Strong revenues revealed by GestampMember News
Gestamp, the multinational company specialising in the design, development and manufacture of highly engineered metal components for the automotive industry, has announced strong 2018 revenues.
The group, which opened its new 50,000 sqm plant at Four Ashes, near Wolverhampton last year, has revealed 2018 revenues of €8,548m, which represents a 4.2% growth rate or 10.2% at constant exchange rates.
EBITDA (Earnings Before Interest, Tax, Depreciation and Amortisation) reached €961m, up by 7.9% compared to last year or 15.8% at constant currency. Net income increased by 7.5% to €258m.
The company’s global workforce has continued to grow.

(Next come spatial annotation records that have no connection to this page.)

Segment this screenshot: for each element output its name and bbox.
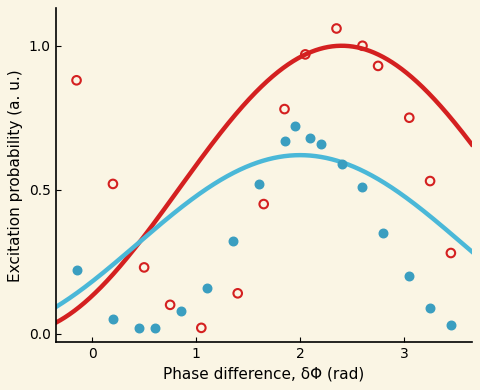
Point	[317, 140, 325, 147]
Point	[333, 25, 340, 32]
Point	[109, 316, 117, 323]
Point	[72, 267, 80, 273]
Point	[140, 264, 148, 271]
Point	[374, 63, 382, 69]
Point	[234, 290, 241, 296]
X-axis label: Phase difference, δΦ (rad): Phase difference, δΦ (rad)	[163, 367, 364, 382]
Point	[197, 325, 205, 331]
Point	[291, 123, 299, 129]
Point	[166, 302, 174, 308]
Point	[447, 322, 455, 328]
Point	[380, 230, 387, 236]
Point	[260, 201, 267, 207]
Point	[359, 43, 366, 49]
Point	[426, 178, 434, 184]
Point	[406, 273, 413, 279]
Point	[406, 115, 413, 121]
Point	[135, 325, 143, 331]
Point	[281, 106, 288, 112]
Point	[359, 184, 366, 190]
Point	[301, 51, 309, 57]
Point	[72, 77, 80, 83]
Point	[177, 307, 184, 314]
Point	[109, 181, 117, 187]
Point	[228, 238, 236, 245]
Y-axis label: Excitation probability (a. u.): Excitation probability (a. u.)	[8, 69, 24, 282]
Point	[203, 284, 210, 291]
Point	[281, 138, 288, 144]
Point	[426, 305, 434, 311]
Point	[447, 250, 455, 256]
Point	[255, 181, 263, 187]
Point	[338, 161, 346, 167]
Point	[307, 135, 314, 141]
Point	[151, 325, 158, 331]
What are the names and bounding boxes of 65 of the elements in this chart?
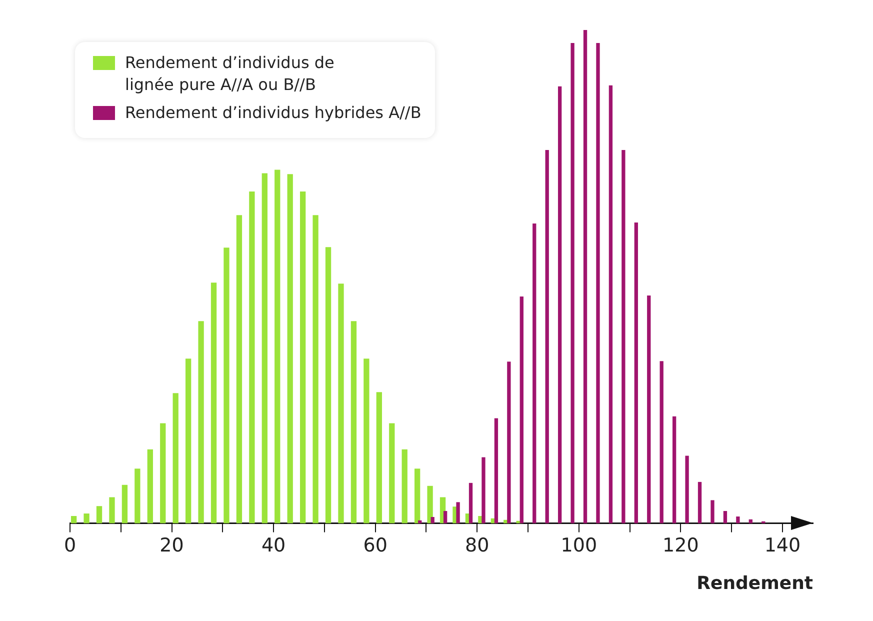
x-tick-label: 100: [560, 534, 598, 557]
bar: [210, 282, 217, 524]
x-tick-label: 40: [261, 534, 286, 557]
bar: [427, 486, 433, 524]
bar: [364, 358, 370, 524]
bar: [520, 296, 524, 524]
bar: [350, 321, 357, 524]
bar: [558, 86, 562, 524]
bar: [430, 516, 434, 524]
bar: [570, 42, 574, 524]
bar: [325, 247, 332, 524]
bar: [84, 514, 90, 524]
bar: [262, 173, 268, 524]
bar: [622, 150, 626, 524]
x-tick-label: 80: [465, 534, 490, 557]
legend-label: Rendement d’individus hybrides A//B: [125, 102, 422, 124]
bar: [287, 174, 293, 524]
bar: [672, 416, 676, 524]
x-axis-title: Rendement: [696, 573, 813, 594]
bar: [249, 191, 255, 524]
bar: [134, 468, 140, 524]
bar: [160, 423, 166, 524]
bar: [414, 468, 420, 524]
bar: [736, 516, 740, 524]
x-tick-label: 140: [764, 534, 801, 557]
bar: [338, 284, 344, 524]
bar: [532, 224, 536, 524]
bar: [596, 42, 600, 524]
x-tick-label: 120: [662, 534, 699, 557]
bar: [122, 484, 128, 524]
bar: [402, 449, 408, 524]
bar: [608, 85, 613, 524]
bar: [147, 449, 153, 524]
bar: [172, 393, 178, 524]
bar: [312, 215, 318, 524]
bar: [468, 482, 473, 524]
bar: [660, 361, 664, 524]
bar: [685, 456, 689, 524]
bar: [96, 506, 102, 524]
bar: [300, 191, 306, 524]
bar: [274, 170, 280, 524]
bar: [109, 497, 115, 524]
x-tick-label: 0: [64, 534, 76, 557]
bar: [507, 362, 511, 524]
bar: [443, 511, 448, 524]
bar: [198, 321, 204, 524]
bar: [482, 457, 486, 524]
bar: [70, 516, 77, 524]
bar: [236, 215, 242, 524]
bar: [545, 150, 549, 524]
bar: [698, 482, 702, 524]
x-tick-label: 20: [160, 534, 184, 557]
bar: [456, 502, 460, 524]
bar: [376, 392, 382, 524]
bar: [494, 418, 498, 524]
bar: [224, 248, 230, 524]
bar: [723, 511, 728, 524]
bar: [583, 30, 588, 524]
x-tick-label: 60: [363, 534, 388, 557]
bar: [185, 358, 192, 524]
bar: [389, 423, 395, 524]
bar: [647, 296, 651, 524]
legend-label: Rendement d’individus de lignée pure A//A ou B//B: [125, 52, 336, 96]
bar: [634, 222, 638, 524]
bar: [710, 500, 714, 524]
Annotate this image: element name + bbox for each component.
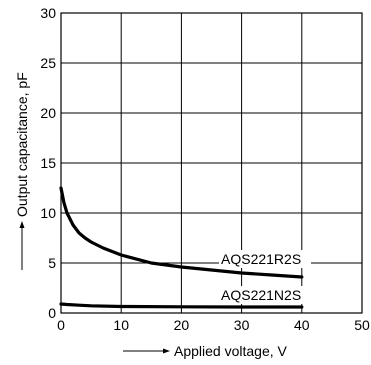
plot-frame bbox=[60, 12, 363, 314]
x-axis-arrow-head bbox=[163, 348, 170, 354]
y-tick-labels: 0 5 10 15 20 25 30 bbox=[40, 5, 56, 321]
series-line-aqs221r2s bbox=[59, 186, 304, 279]
series-label-bg-0 bbox=[219, 250, 311, 268]
grid-lines bbox=[61, 13, 362, 313]
y-tick-label: 30 bbox=[40, 5, 56, 21]
y-axis-arrow-head bbox=[19, 221, 25, 228]
y-tick-label: 15 bbox=[40, 155, 56, 171]
series-group bbox=[59, 186, 304, 309]
x-tick-label: 0 bbox=[57, 317, 65, 333]
series-line-aqs221n2s bbox=[59, 302, 304, 309]
series-label-aqs221r2s: AQS221R2S bbox=[221, 251, 301, 267]
x-tick-label: 20 bbox=[174, 317, 190, 333]
y-axis-label: Output capacitance, pF bbox=[14, 72, 30, 217]
x-tick-labels: 0 10 20 30 40 50 bbox=[57, 317, 370, 333]
x-tick-label: 30 bbox=[234, 317, 250, 333]
x-axis-label: Applied voltage, V bbox=[174, 343, 288, 359]
y-axis-title: Output capacitance, pF bbox=[14, 72, 30, 270]
x-tick-label: 10 bbox=[113, 317, 129, 333]
x-tick-label: 50 bbox=[354, 317, 370, 333]
y-tick-label: 0 bbox=[48, 305, 56, 321]
series-label-bg-1 bbox=[219, 286, 311, 304]
y-tick-label: 10 bbox=[40, 205, 56, 221]
y-tick-label: 25 bbox=[40, 55, 56, 71]
x-axis-title: Applied voltage, V bbox=[123, 343, 288, 359]
series-labels: AQS221R2S AQS221N2S bbox=[219, 250, 311, 304]
series-label-aqs221n2s: AQS221N2S bbox=[221, 287, 301, 303]
y-tick-label: 20 bbox=[40, 105, 56, 121]
x-tick-label: 40 bbox=[294, 317, 310, 333]
y-tick-label: 5 bbox=[48, 255, 56, 271]
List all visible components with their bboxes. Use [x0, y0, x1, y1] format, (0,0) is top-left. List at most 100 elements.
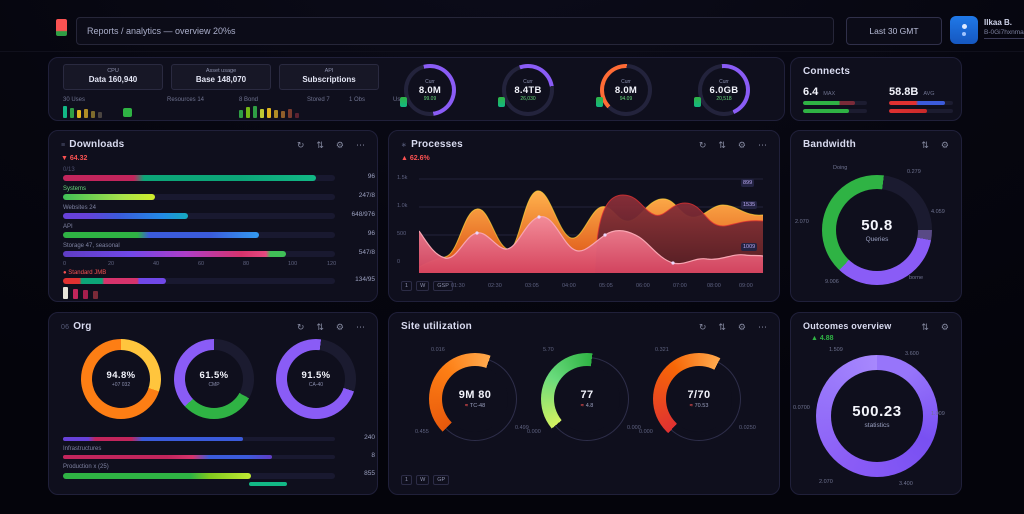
- gauge-tick: [498, 97, 505, 107]
- kpi-tab-base[interactable]: Asset usage Base 148,070: [171, 64, 271, 90]
- refresh-icon[interactable]: ↻: [296, 140, 305, 150]
- donut-label: 1.509: [829, 347, 843, 353]
- panel-toolbar: ⇅ ⚙: [921, 322, 949, 332]
- refresh-icon[interactable]: ↻: [296, 322, 305, 332]
- kpi-tab-caption: CPU: [107, 68, 119, 74]
- top-bar: Last 30 GMT Ilkaa B. B-0Gi7hxnmases: [0, 0, 1024, 52]
- kpi-stat-label: Resources 14: [167, 97, 205, 103]
- kpi-stat-label: 1 Obs: [349, 97, 366, 103]
- panel-title-text: Org: [73, 321, 92, 332]
- connects-stat: 6.4 MAX: [803, 82, 835, 100]
- kpi-tab-title: Subscriptions: [302, 75, 356, 84]
- donut-center-sub: +07 032: [111, 382, 131, 388]
- donut-chart: 91.5% CA-40: [276, 339, 356, 419]
- axis-tick: 60: [198, 261, 205, 267]
- panel-title: Outcomes overview: [803, 321, 892, 331]
- gauge-caption: Curr: [621, 78, 631, 85]
- range-option[interactable]: GSP: [433, 281, 453, 291]
- panel-title: Site utilization: [401, 321, 472, 332]
- sort-icon[interactable]: ⇅: [316, 140, 324, 150]
- donut-label: borne: [909, 275, 924, 281]
- kpi-sparkline: [239, 104, 299, 118]
- search-input[interactable]: [76, 17, 834, 45]
- x-axis-tick: 03:05: [525, 283, 539, 289]
- bar-label: Production x (25): [63, 464, 109, 470]
- panel-prefix: 06: [61, 324, 70, 331]
- x-axis-tick: 08:00: [707, 283, 721, 289]
- range-option[interactable]: 1: [401, 475, 413, 485]
- y-axis-tick: 0: [397, 259, 401, 265]
- donut-chart: 50.8 Queries: [822, 175, 932, 285]
- more-icon[interactable]: ⋯: [356, 140, 365, 150]
- donut-center-value: 94.8%: [106, 370, 136, 381]
- kpi-tab-data[interactable]: CPU Data 160,940: [63, 64, 163, 90]
- user-subtitle[interactable]: B-0Gi7hxnmases: [984, 29, 1024, 39]
- bar-value: 8: [371, 452, 375, 459]
- axis-tick: 80: [243, 261, 250, 267]
- kpi-spark-marker: [123, 108, 132, 117]
- processes-panel: ∗ Processes ↻ ⇅ ⚙ ⋯ ▲ 62.6% 1.5k 1.0k 500…: [388, 130, 780, 302]
- gauge-value: 8.0M: [614, 84, 638, 96]
- value-tag: 899: [741, 179, 755, 187]
- delta-badge: ▲ 4.88: [811, 335, 834, 342]
- app-logo-icon: [56, 19, 67, 36]
- gauge-sub: 26,030: [520, 95, 536, 102]
- connects-bar: [889, 101, 953, 105]
- gauge-tick-label: 0.321: [655, 347, 669, 353]
- panel-title: Connects: [803, 66, 851, 77]
- donut-label: 0.279: [907, 169, 921, 175]
- panel-toolbar: ↻ ⇅ ⚙ ⋯: [699, 140, 767, 150]
- sort-icon[interactable]: ⇅: [921, 322, 929, 332]
- donut-label: Doing: [833, 165, 848, 171]
- range-option[interactable]: W: [416, 281, 430, 291]
- bar-value: 96: [367, 173, 375, 180]
- spark-icon: ≈: [580, 403, 584, 409]
- more-icon[interactable]: ⋯: [356, 322, 365, 332]
- more-icon[interactable]: ⋯: [758, 140, 767, 150]
- kpi-tab-subscriptions[interactable]: API Subscriptions: [279, 64, 379, 90]
- sort-icon[interactable]: ⇅: [921, 140, 929, 150]
- gauge-value: 9M 80: [458, 389, 492, 401]
- bar-track: [63, 213, 335, 219]
- donut-chart: 94.8% +07 032: [81, 339, 161, 419]
- kpi-stat-label: Stored 7: [307, 97, 330, 103]
- x-axis-tick: 02:30: [488, 283, 502, 289]
- bar-label: 0/13: [63, 167, 75, 173]
- settings-icon[interactable]: ⚙: [737, 322, 746, 332]
- settings-icon[interactable]: ⚙: [335, 322, 344, 332]
- user-name: Ilkaa B.: [984, 18, 1013, 27]
- more-icon[interactable]: ⋯: [758, 322, 767, 332]
- x-axis-tick: 09:00: [739, 283, 753, 289]
- settings-icon[interactable]: ⚙: [335, 140, 344, 150]
- sort-icon[interactable]: ⇅: [718, 322, 726, 332]
- panel-toolbar: ⇅ ⚙: [921, 140, 949, 150]
- range-option[interactable]: 1: [401, 281, 413, 291]
- donut-center-value: 91.5%: [301, 370, 331, 381]
- sort-icon[interactable]: ⇅: [316, 322, 324, 332]
- donut-center-sub: CMP: [208, 382, 220, 388]
- user-avatar[interactable]: [950, 16, 978, 44]
- axis-tick: 0: [63, 261, 67, 267]
- date-range-button[interactable]: Last 30 GMT: [846, 17, 942, 45]
- panel-toolbar: ↻ ⇅ ⚙ ⋯: [699, 322, 767, 332]
- gauge-tick-label: 0.000: [527, 429, 541, 435]
- gauge-sub: 20,518: [716, 95, 732, 102]
- bar-value: 648/976: [351, 211, 376, 218]
- refresh-icon[interactable]: ↻: [698, 322, 707, 332]
- kpi-tab-caption: Asset usage: [205, 68, 237, 74]
- settings-icon[interactable]: ⚙: [940, 322, 949, 332]
- spark-icon: ≈: [689, 403, 693, 409]
- bar-value: 547/8: [358, 249, 375, 256]
- range-option[interactable]: GP: [433, 475, 450, 485]
- value-tag: 1009: [741, 243, 758, 251]
- sort-icon[interactable]: ⇅: [718, 140, 726, 150]
- settings-icon[interactable]: ⚙: [737, 140, 746, 150]
- refresh-icon[interactable]: ↻: [698, 140, 707, 150]
- kpi-stat-label: 30 Uses: [63, 97, 86, 103]
- settings-icon[interactable]: ⚙: [940, 140, 949, 150]
- bar-track: [63, 455, 335, 459]
- y-axis-tick: 500: [397, 231, 407, 237]
- range-option[interactable]: W: [416, 475, 430, 485]
- donut-center-value: 61.5%: [199, 370, 229, 381]
- axis-tick: 120: [327, 261, 337, 267]
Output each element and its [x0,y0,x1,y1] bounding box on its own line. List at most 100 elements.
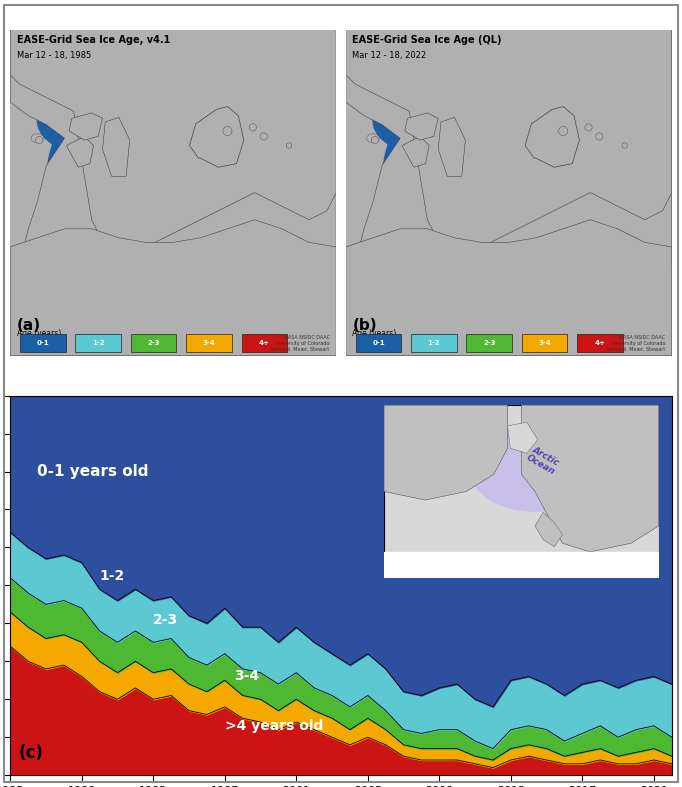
Polygon shape [48,235,99,304]
Polygon shape [409,86,604,229]
Polygon shape [10,220,336,356]
Polygon shape [404,113,439,140]
Text: 1-2: 1-2 [100,569,125,583]
Polygon shape [60,70,286,297]
Polygon shape [260,133,267,140]
Polygon shape [201,120,300,165]
Polygon shape [65,134,91,165]
FancyBboxPatch shape [76,334,121,353]
FancyBboxPatch shape [411,334,457,353]
Text: 0-1: 0-1 [372,340,385,346]
Polygon shape [87,98,259,269]
Polygon shape [346,30,672,247]
Polygon shape [525,106,580,167]
Text: NASA NSIDC DAAC
University of Colorado
Tuchsudi, Meier, Stewart: NASA NSIDC DAAC University of Colorado T… [605,334,665,353]
Text: 1-2: 1-2 [92,340,104,346]
Polygon shape [76,147,108,201]
FancyBboxPatch shape [20,334,65,353]
Polygon shape [286,142,292,148]
Text: 4+: 4+ [595,340,606,346]
Polygon shape [69,113,102,140]
Polygon shape [205,165,286,256]
Polygon shape [69,111,101,139]
Polygon shape [249,124,256,131]
Text: >4 years old: >4 years old [225,719,323,733]
Polygon shape [577,147,599,183]
FancyBboxPatch shape [466,334,512,353]
FancyBboxPatch shape [356,334,401,353]
Polygon shape [218,120,237,139]
Text: 1-2: 1-2 [428,340,440,346]
Polygon shape [10,30,336,247]
Text: Age (years): Age (years) [17,330,61,338]
Polygon shape [243,117,257,132]
Polygon shape [35,136,43,144]
Polygon shape [284,138,298,148]
Polygon shape [91,120,228,238]
Polygon shape [382,57,636,310]
Polygon shape [371,136,379,144]
Polygon shape [436,116,464,175]
Polygon shape [559,127,567,135]
Polygon shape [241,147,264,183]
Polygon shape [38,88,128,152]
FancyBboxPatch shape [186,334,232,353]
Polygon shape [31,134,44,142]
Polygon shape [187,106,246,165]
Text: 3-4: 3-4 [234,670,259,683]
Polygon shape [384,235,434,304]
Polygon shape [102,117,130,176]
FancyBboxPatch shape [522,334,567,353]
Polygon shape [98,109,248,259]
Polygon shape [522,106,581,165]
Polygon shape [400,134,428,165]
Text: Age (years): Age (years) [353,330,397,338]
Text: 4+: 4+ [259,340,270,346]
Text: EASE-Grid Sea Ice Age (QL): EASE-Grid Sea Ice Age (QL) [353,35,502,45]
Text: NASA NSIDC DAAC
University of Colorado
Tuchsudi, Meier, Stewart: NASA NSIDC DAAC University of Colorado T… [269,334,329,353]
Polygon shape [411,147,444,201]
Text: 2-3: 2-3 [483,340,496,346]
Polygon shape [404,111,436,139]
Polygon shape [373,88,464,152]
FancyBboxPatch shape [241,334,287,353]
Polygon shape [346,220,672,356]
Polygon shape [622,142,627,148]
Polygon shape [454,129,491,157]
Polygon shape [66,136,93,167]
Polygon shape [223,127,232,135]
Polygon shape [456,129,507,169]
FancyBboxPatch shape [10,30,336,356]
Polygon shape [554,120,572,139]
Polygon shape [10,30,336,265]
Polygon shape [119,197,173,238]
FancyBboxPatch shape [131,334,177,353]
FancyBboxPatch shape [346,30,672,356]
Polygon shape [76,86,271,281]
Polygon shape [474,169,563,249]
Text: 2-3: 2-3 [153,612,179,626]
Text: 3-4: 3-4 [203,340,216,346]
Text: Mar 12 - 18, 2022: Mar 12 - 18, 2022 [353,51,426,60]
Polygon shape [541,165,622,256]
Polygon shape [439,117,465,176]
Text: EASE-Grid Sea Ice Age, v4.1: EASE-Grid Sea Ice Age, v4.1 [17,35,170,45]
Text: (c): (c) [19,744,44,762]
Text: (a): (a) [17,318,41,333]
Polygon shape [585,124,592,131]
Polygon shape [346,30,672,265]
Polygon shape [402,136,429,167]
Polygon shape [619,138,634,148]
Text: Mar 12 - 18, 1985: Mar 12 - 18, 1985 [17,51,91,60]
Polygon shape [101,116,128,175]
Text: (b): (b) [353,318,377,333]
Text: 3-4: 3-4 [538,340,551,346]
FancyBboxPatch shape [577,334,623,353]
Polygon shape [60,70,286,297]
Text: 0-1: 0-1 [37,340,49,346]
Polygon shape [596,133,603,140]
Polygon shape [367,134,379,142]
Polygon shape [254,124,273,142]
Text: 2-3: 2-3 [147,340,160,346]
Polygon shape [450,127,477,149]
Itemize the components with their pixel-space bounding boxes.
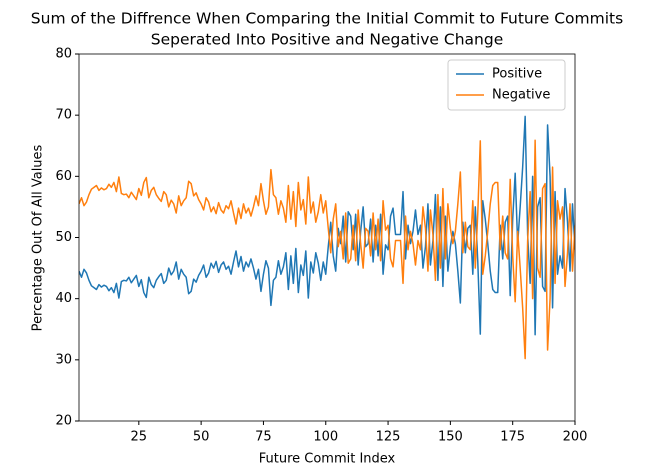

It now employs more than 43,000 employees across the 22 countries where the company has an industrial presence.
The company said it had experienced solid growth during Q4, mainly as a result of the ramp-up of new projects, especially in NAFTA (North American Free Trade Agreement), Mercosur (an economic and commercial group of countries in South America comprising Argentina, Brazil, Paraguay, Uruguay and Venezuela with associate countries like Chile, Bolivia, Colombia, Ecuador and Peru) and Europe, partially offset by foreign exchange headwinds.
Revenue during the three-month period increased by 8.9% or 13.8% at constant exchange rates and EBITDA grew at 6.4% or 13.2% at the same rates.
Gestamp’s CEO, Francisco López Peña, said: “Gestamp has achieved its 2018 full year targets for revenue and EBITDA despite having experienced a more challenging than expected H2 as a result of market conditions due to shifts in production volumes particularly in Western Europe and Asia.”
By regions, Western Europe experienced a 2.2% growth rate or 2.5% at constant exchange rates, reaching revenue of €4,101m. Eastern Europe grew by 13.7% or 27.3% at constant rates to €1,187m.
NAFTA reached €1,659m with an 11.9% growth rate or 17.7% at constant rates, with Mercosur reaching €585m with a growth rate of 4.1% or 42.9% at constant exchange rates.
During this period, Asia declined by 7.8%, reaching €1,016m mainly driven by weaker market dynamics as China experienced its first production volume decrease in twenty years.
In addition to the new plant at Four Ashes, the company opened a further five new facilities last year, while it has a further four new plants (Mexico, Slovakia, United States and Morocco) due to be inaugurated during 2019.
“We are involved in strong investments as a result of the increasing outsourcing trend. Lightweight solutions continue to be key to reduce CO2 emission and with the increase of penetration of Electric Vehicles,” added Mr López Peña.